An escape for Boris Johnson, thanks to the Metropolitan Police? Not really: it’s an escape for Boris Johnson thanks to the Conservative Party. The most important story from Sue Gray’s report is one that we all already know: that the Cabinet Office’s investigation into whether there were lockdown breaches in Downing Street uncovered sufficiently serious evidence that it had to report it to the police.
Back when I was selling books, if we had cornered a shoplifter, checked the CCTV and decided we needed to call the police, we wouldn’t have felt it necessary to have an all-staff viewing party or to wait for the magistrate to report back in order to bar the shoplifter in future. Similarly, most Conservative MPs know that the moment at which they could have brought about a change of leadership has already passed.
The most important shift in the last few weeks hasn’t been that large numbers of constituents have stopped emailing MPs (though there is now less pressure on MPs’ inboxes) or that Downing Street’s parliamentary operation is better organised (though it is, albeit from a very low base).
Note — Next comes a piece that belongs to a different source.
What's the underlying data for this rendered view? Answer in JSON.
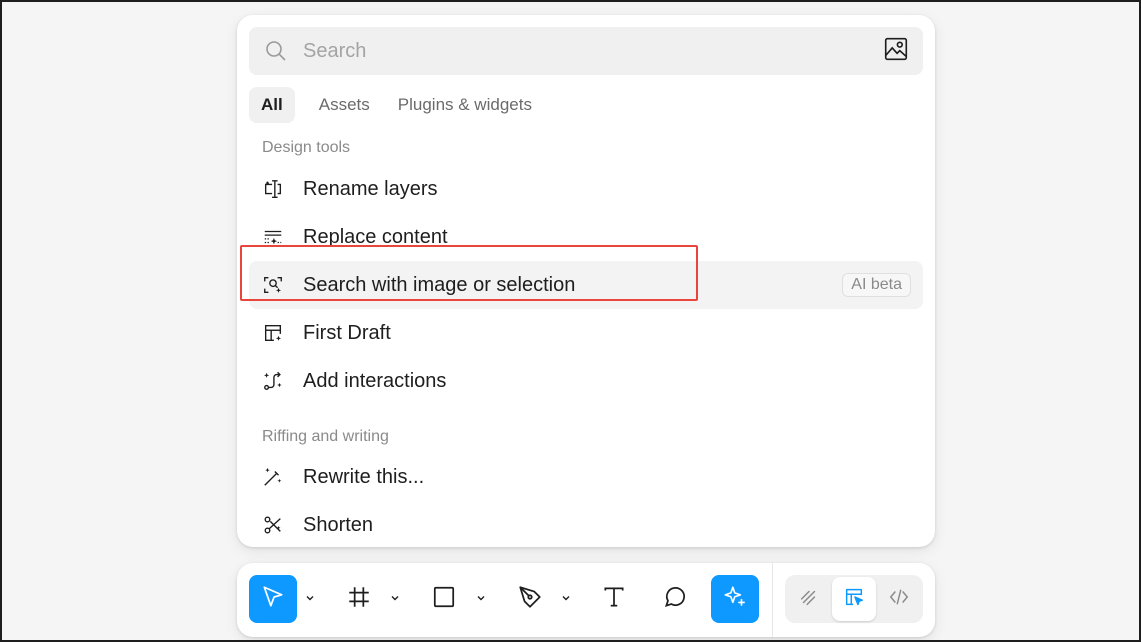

It’s that Conservative MPs have doubts about the other leadership options on display: they aren’t convinced their preferred candidate could get past the party membership, or they worry that Rishi Sunak isn’t the finished article yet, or they think Liz Truss is too ideological to win an election.
It’s that uncertainty about who will replace the Prime Minister, more than anything Sue Gray might or might not say, that protects Boris Johnson – for now, at least.